In a recent study, a team of Pakistani-origin scientists from USA, Turkey, and China demonstrate that selenium nanoflakes (SeNFs), fabricated via a unique hot-pressing strategy, exhibit ultra-narrow linewidth photo-emitters, especially at room temperature. The study has been recently highlighted by Wiley and published as the inside front cover of the journal “small” (https://onlinelibrary.wiley.com/doi/full/10.1002/smll.202204302).
Historically, the hot-press machine has been typically used to densify polymers and mold other plastics, said by Dr. Naveed Hussain, the lead author of the manuscript. For the first time, he has developed and optimized the hot-pressing strategy to mechanically squash nanoparticles and mold them into a variety of quasi-two-dimensional materials, using the simple hot-pressing machine. He has been able to demonstrate successful synthesis of 2D flakes based on a range of metals, semi-metals, metalloids, and polymers, and the results have been published in top-tier journals such as ACS Nano, Nano Energy, Small, Advanced optical materials etc.
Initially thought to be well-suited only for syntheses, Dr. Naveed and his project PI Dr. Khurram Shahzad also discovered that the hot-pressing method inheritably introduces some built-in lattice strains in as-synthesized 2D materials during their Raman spectroscopic investigations. Furthermore, it was also observed that the method has the additional capability of invoking localized polymorphic phase transition with in micro-sized and ultrathin flakes.

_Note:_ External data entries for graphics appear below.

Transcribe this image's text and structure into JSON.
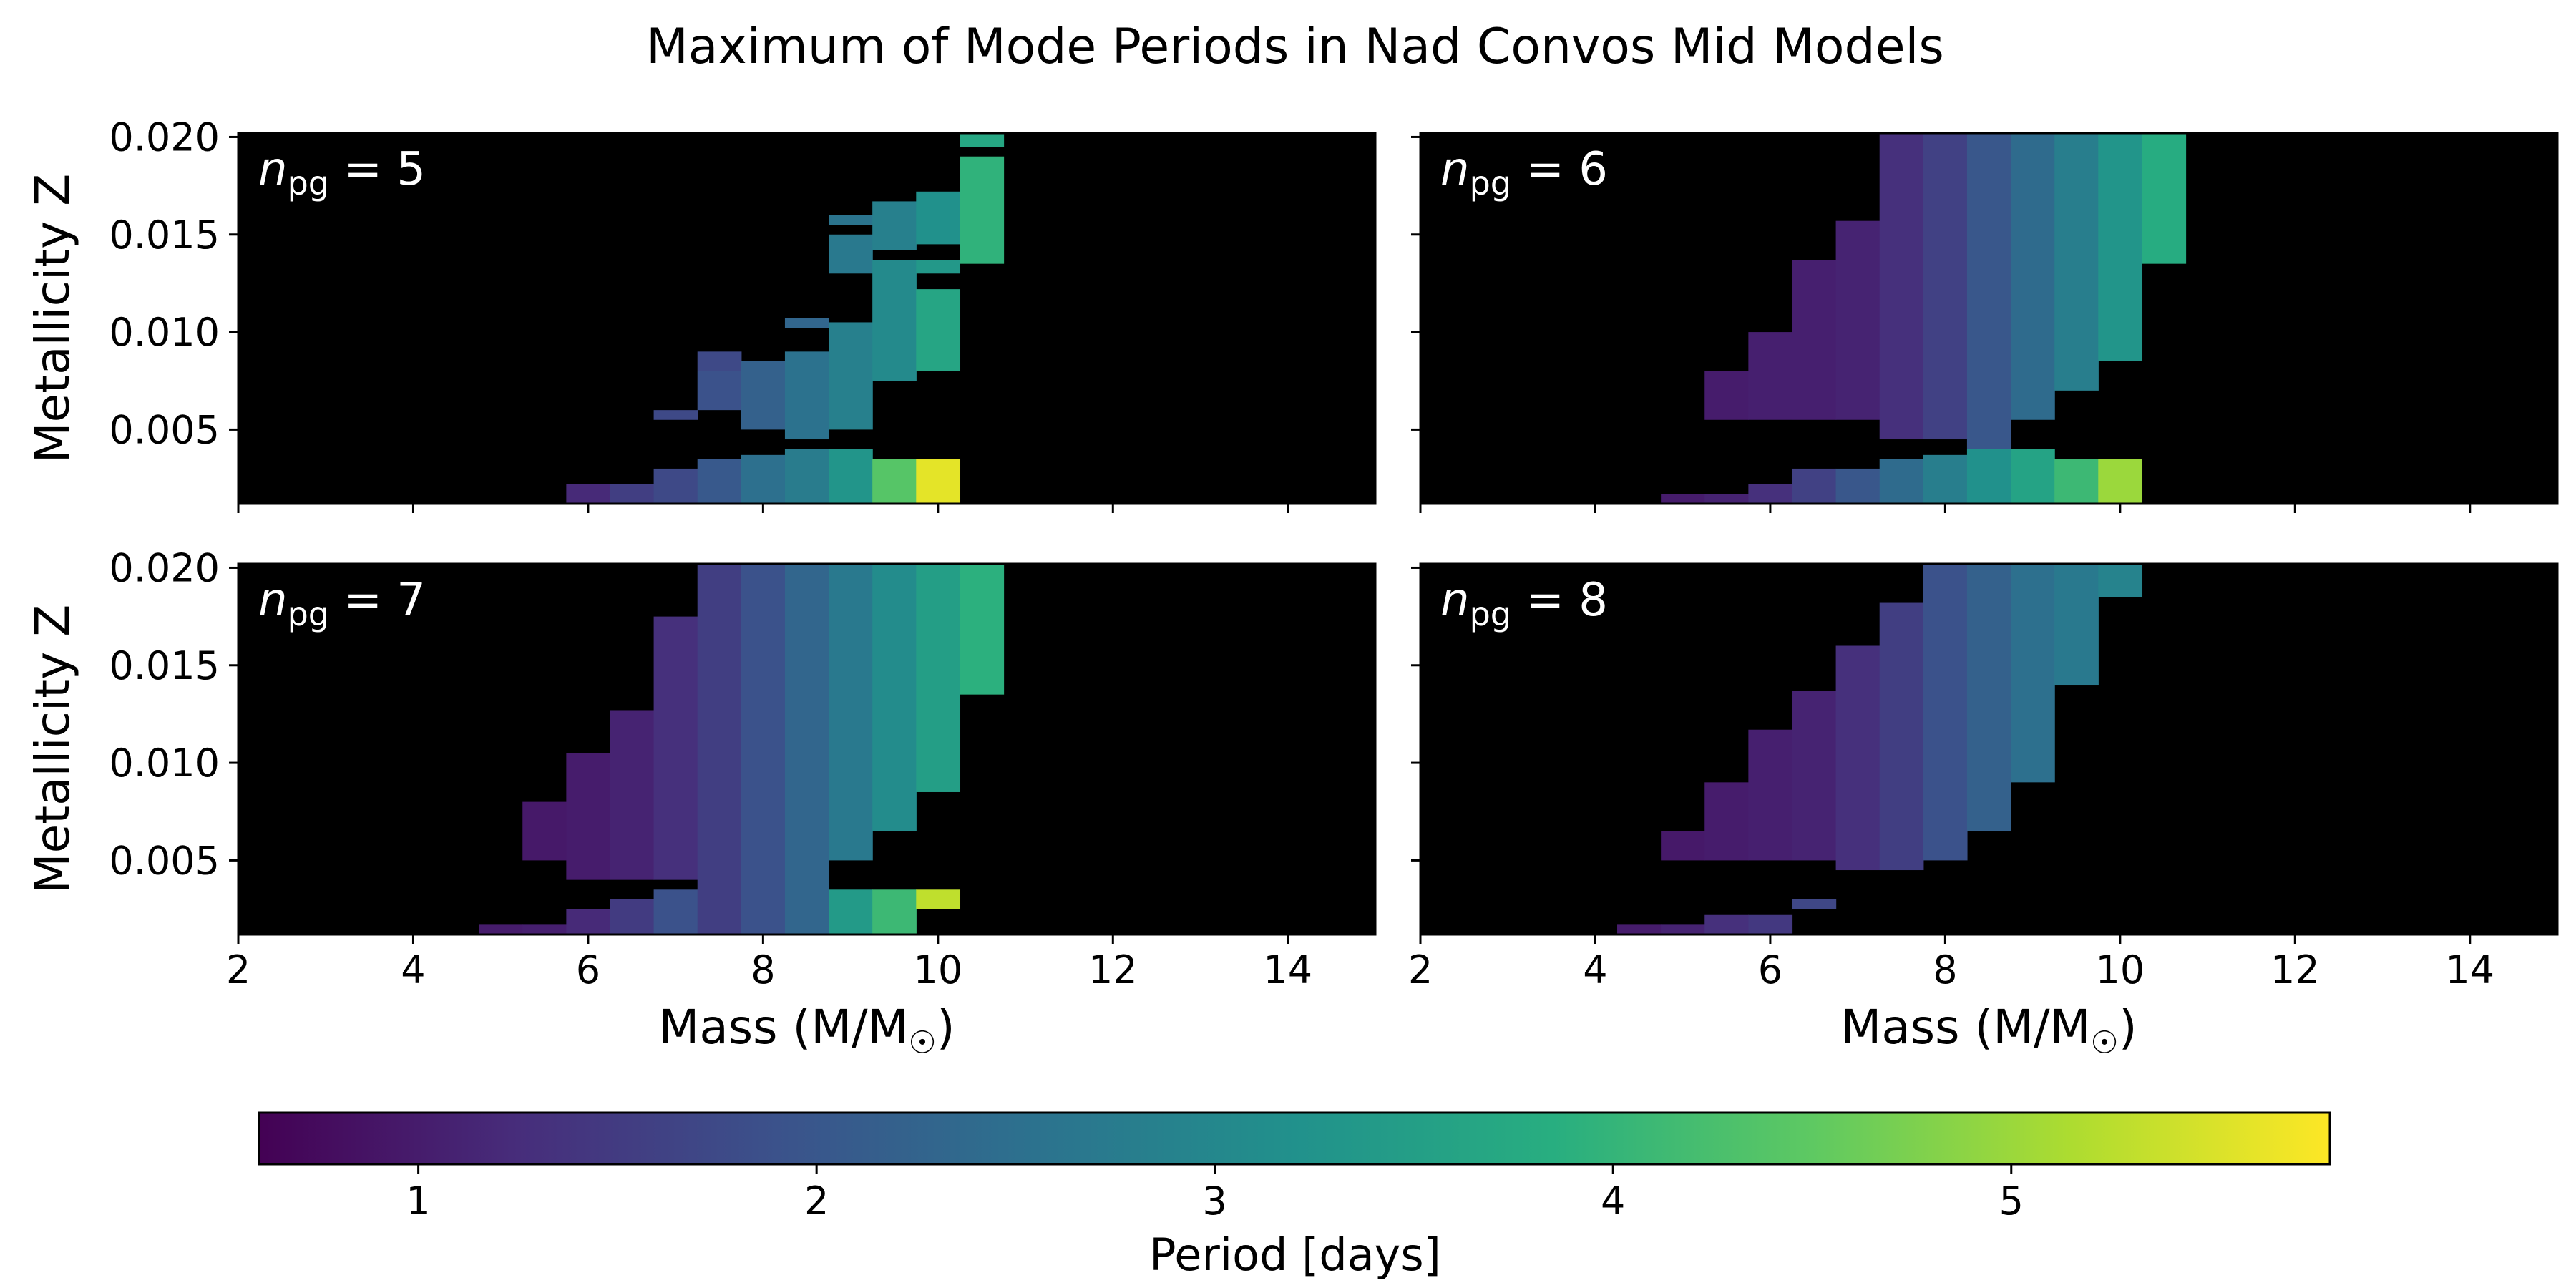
{
  "chart_data": {
    "type": "heatmap",
    "title": "Maximum of Mode Periods in Nad Convos Mid Models",
    "ylabel": "Metallicity Z",
    "xlabel_main": "Mass (M/M",
    "xlabel_sun": "☉",
    "xlabel_close": ")",
    "xlim": [
      2,
      15
    ],
    "ylim": [
      0.0012,
      0.0202
    ],
    "xticks": [
      2,
      4,
      6,
      8,
      10,
      12,
      14
    ],
    "yticks": [
      0.005,
      0.01,
      0.015,
      0.02
    ],
    "xtick_labels": [
      "2",
      "4",
      "6",
      "8",
      "10",
      "12",
      "14"
    ],
    "ytick_labels": [
      "0.005",
      "0.010",
      "0.015",
      "0.020"
    ],
    "background_color": "#000000",
    "colormap": "viridis",
    "colorbar": {
      "label": "Period [days]",
      "range": [
        0.6,
        5.8
      ],
      "ticks": [
        1,
        2,
        3,
        4,
        5
      ],
      "tick_labels": [
        "1",
        "2",
        "3",
        "4",
        "5"
      ]
    },
    "panel_label_n": "n",
    "panel_label_sub": "pg",
    "panel_label_eq": "=",
    "panels": [
      {
        "n_pg": "5",
        "columns": [
          {
            "mass": 6.0,
            "segments": [
              [
                0.0012,
                0.0022,
                1.2
              ]
            ]
          },
          {
            "mass": 6.5,
            "segments": [
              [
                0.0012,
                0.0022,
                1.55
              ]
            ]
          },
          {
            "mass": 7.0,
            "segments": [
              [
                0.0012,
                0.003,
                1.75
              ],
              [
                0.0055,
                0.006,
                1.75
              ]
            ]
          },
          {
            "mass": 7.5,
            "segments": [
              [
                0.0012,
                0.0035,
                2.05
              ],
              [
                0.006,
                0.008,
                1.9
              ],
              [
                0.008,
                0.009,
                1.75
              ]
            ]
          },
          {
            "mass": 8.0,
            "segments": [
              [
                0.0012,
                0.0037,
                2.5
              ],
              [
                0.005,
                0.0085,
                2.2
              ]
            ]
          },
          {
            "mass": 8.5,
            "segments": [
              [
                0.0012,
                0.004,
                2.75
              ],
              [
                0.0045,
                0.009,
                2.55
              ],
              [
                0.0102,
                0.0107,
                2.3
              ]
            ]
          },
          {
            "mass": 9.0,
            "segments": [
              [
                0.0012,
                0.004,
                3.3
              ],
              [
                0.005,
                0.0105,
                2.85
              ],
              [
                0.013,
                0.015,
                2.7
              ],
              [
                0.0155,
                0.016,
                2.6
              ]
            ]
          },
          {
            "mass": 9.5,
            "segments": [
              [
                0.0012,
                0.0035,
                4.4
              ],
              [
                0.0075,
                0.0137,
                3.05
              ],
              [
                0.0142,
                0.0167,
                2.85
              ]
            ]
          },
          {
            "mass": 10.0,
            "segments": [
              [
                0.0012,
                0.0035,
                5.6
              ],
              [
                0.008,
                0.0122,
                3.65
              ],
              [
                0.013,
                0.0137,
                3.35
              ],
              [
                0.0145,
                0.0172,
                3.2
              ]
            ]
          },
          {
            "mass": 10.5,
            "segments": [
              [
                0.0135,
                0.019,
                3.95
              ],
              [
                0.0195,
                0.0202,
                3.7
              ]
            ]
          }
        ]
      },
      {
        "n_pg": "6",
        "columns": [
          {
            "mass": 5.0,
            "segments": [
              [
                0.0012,
                0.0017,
                1.0
              ]
            ]
          },
          {
            "mass": 5.5,
            "segments": [
              [
                0.0012,
                0.0017,
                1.1
              ],
              [
                0.0055,
                0.008,
                1.0
              ]
            ]
          },
          {
            "mass": 6.0,
            "segments": [
              [
                0.0012,
                0.0022,
                1.3
              ],
              [
                0.0055,
                0.01,
                1.05
              ]
            ]
          },
          {
            "mass": 6.5,
            "segments": [
              [
                0.0012,
                0.003,
                1.6
              ],
              [
                0.0055,
                0.0137,
                1.05
              ]
            ]
          },
          {
            "mass": 7.0,
            "segments": [
              [
                0.0012,
                0.003,
                2.0
              ],
              [
                0.0055,
                0.0157,
                1.1
              ]
            ]
          },
          {
            "mass": 7.5,
            "segments": [
              [
                0.0012,
                0.0035,
                2.4
              ],
              [
                0.0045,
                0.0202,
                1.3
              ]
            ]
          },
          {
            "mass": 8.0,
            "segments": [
              [
                0.0012,
                0.0037,
                2.8
              ],
              [
                0.0045,
                0.0202,
                1.6
              ]
            ]
          },
          {
            "mass": 8.5,
            "segments": [
              [
                0.0012,
                0.004,
                3.2
              ],
              [
                0.004,
                0.0202,
                2.0
              ]
            ]
          },
          {
            "mass": 9.0,
            "segments": [
              [
                0.0012,
                0.004,
                3.6
              ],
              [
                0.0055,
                0.0202,
                2.4
              ]
            ]
          },
          {
            "mass": 9.5,
            "segments": [
              [
                0.0012,
                0.0035,
                4.1
              ],
              [
                0.007,
                0.0202,
                2.8
              ]
            ]
          },
          {
            "mass": 10.0,
            "segments": [
              [
                0.0012,
                0.0035,
                5.0
              ],
              [
                0.0085,
                0.0202,
                3.3
              ]
            ]
          },
          {
            "mass": 10.5,
            "segments": [
              [
                0.0135,
                0.0202,
                3.8
              ]
            ]
          }
        ]
      },
      {
        "n_pg": "7",
        "columns": [
          {
            "mass": 5.0,
            "segments": [
              [
                0.0012,
                0.0017,
                1.0
              ]
            ]
          },
          {
            "mass": 5.5,
            "segments": [
              [
                0.0012,
                0.0017,
                1.05
              ],
              [
                0.005,
                0.008,
                0.95
              ]
            ]
          },
          {
            "mass": 6.0,
            "segments": [
              [
                0.0012,
                0.0025,
                1.2
              ],
              [
                0.004,
                0.0105,
                1.0
              ]
            ]
          },
          {
            "mass": 6.5,
            "segments": [
              [
                0.0012,
                0.003,
                1.5
              ],
              [
                0.004,
                0.0127,
                1.1
              ]
            ]
          },
          {
            "mass": 7.0,
            "segments": [
              [
                0.0012,
                0.0035,
                1.9
              ],
              [
                0.004,
                0.0175,
                1.3
              ]
            ]
          },
          {
            "mass": 7.5,
            "segments": [
              [
                0.0012,
                0.0202,
                1.55
              ]
            ]
          },
          {
            "mass": 8.0,
            "segments": [
              [
                0.0012,
                0.0202,
                1.9
              ]
            ]
          },
          {
            "mass": 8.5,
            "segments": [
              [
                0.0012,
                0.0202,
                2.3
              ]
            ]
          },
          {
            "mass": 9.0,
            "segments": [
              [
                0.0012,
                0.0035,
                3.4
              ],
              [
                0.005,
                0.0202,
                2.7
              ]
            ]
          },
          {
            "mass": 9.5,
            "segments": [
              [
                0.0012,
                0.0035,
                4.1
              ],
              [
                0.0065,
                0.0202,
                3.1
              ]
            ]
          },
          {
            "mass": 10.0,
            "segments": [
              [
                0.0025,
                0.0035,
                5.3
              ],
              [
                0.0085,
                0.0202,
                3.5
              ]
            ]
          },
          {
            "mass": 10.5,
            "segments": [
              [
                0.0135,
                0.0202,
                3.9
              ]
            ]
          }
        ]
      },
      {
        "n_pg": "8",
        "columns": [
          {
            "mass": 4.5,
            "segments": [
              [
                0.0012,
                0.0017,
                1.0
              ]
            ]
          },
          {
            "mass": 5.0,
            "segments": [
              [
                0.0012,
                0.0017,
                1.1
              ],
              [
                0.005,
                0.0065,
                0.95
              ]
            ]
          },
          {
            "mass": 5.5,
            "segments": [
              [
                0.0012,
                0.0022,
                1.3
              ],
              [
                0.005,
                0.009,
                1.0
              ]
            ]
          },
          {
            "mass": 6.0,
            "segments": [
              [
                0.0012,
                0.0022,
                1.45
              ],
              [
                0.005,
                0.0117,
                1.05
              ]
            ]
          },
          {
            "mass": 6.5,
            "segments": [
              [
                0.0025,
                0.003,
                1.7
              ],
              [
                0.005,
                0.0137,
                1.1
              ]
            ]
          },
          {
            "mass": 7.0,
            "segments": [
              [
                0.0045,
                0.016,
                1.3
              ]
            ]
          },
          {
            "mass": 7.5,
            "segments": [
              [
                0.0045,
                0.0182,
                1.55
              ]
            ]
          },
          {
            "mass": 8.0,
            "segments": [
              [
                0.005,
                0.0202,
                1.9
              ]
            ]
          },
          {
            "mass": 8.5,
            "segments": [
              [
                0.0065,
                0.0202,
                2.2
              ]
            ]
          },
          {
            "mass": 9.0,
            "segments": [
              [
                0.009,
                0.0202,
                2.5
              ]
            ]
          },
          {
            "mass": 9.5,
            "segments": [
              [
                0.014,
                0.0202,
                2.7
              ]
            ]
          },
          {
            "mass": 10.0,
            "segments": [
              [
                0.0185,
                0.0202,
                2.9
              ]
            ]
          }
        ]
      }
    ]
  }
}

This is what they report in their recent study, where a process-induced crystal symmetry breaking in SeNFs results in a localized polymorphic phase transition. He further added that this transition from native trigonal to orthorhombic phase causes degenerate bright excitons in orthorhombic Se, that serve as photoemitters with extremely narrow linewidth. Ultra-narrow linewidth photoemitters which form the basis of solid-state photonics and quantum communication are usually reported at extremely low temperatures, making them practically unfavourable. The work is also significant because ultranarrow linewidth photo-emitters in selenium flakes are obtained at room-temperature, making them practical/technologically favourable considering the increasing demand of much lacking single-photon sources in 2D materials, their study reports quasi-2D selenium crystals as a promising material platform for next-generation quantum communication.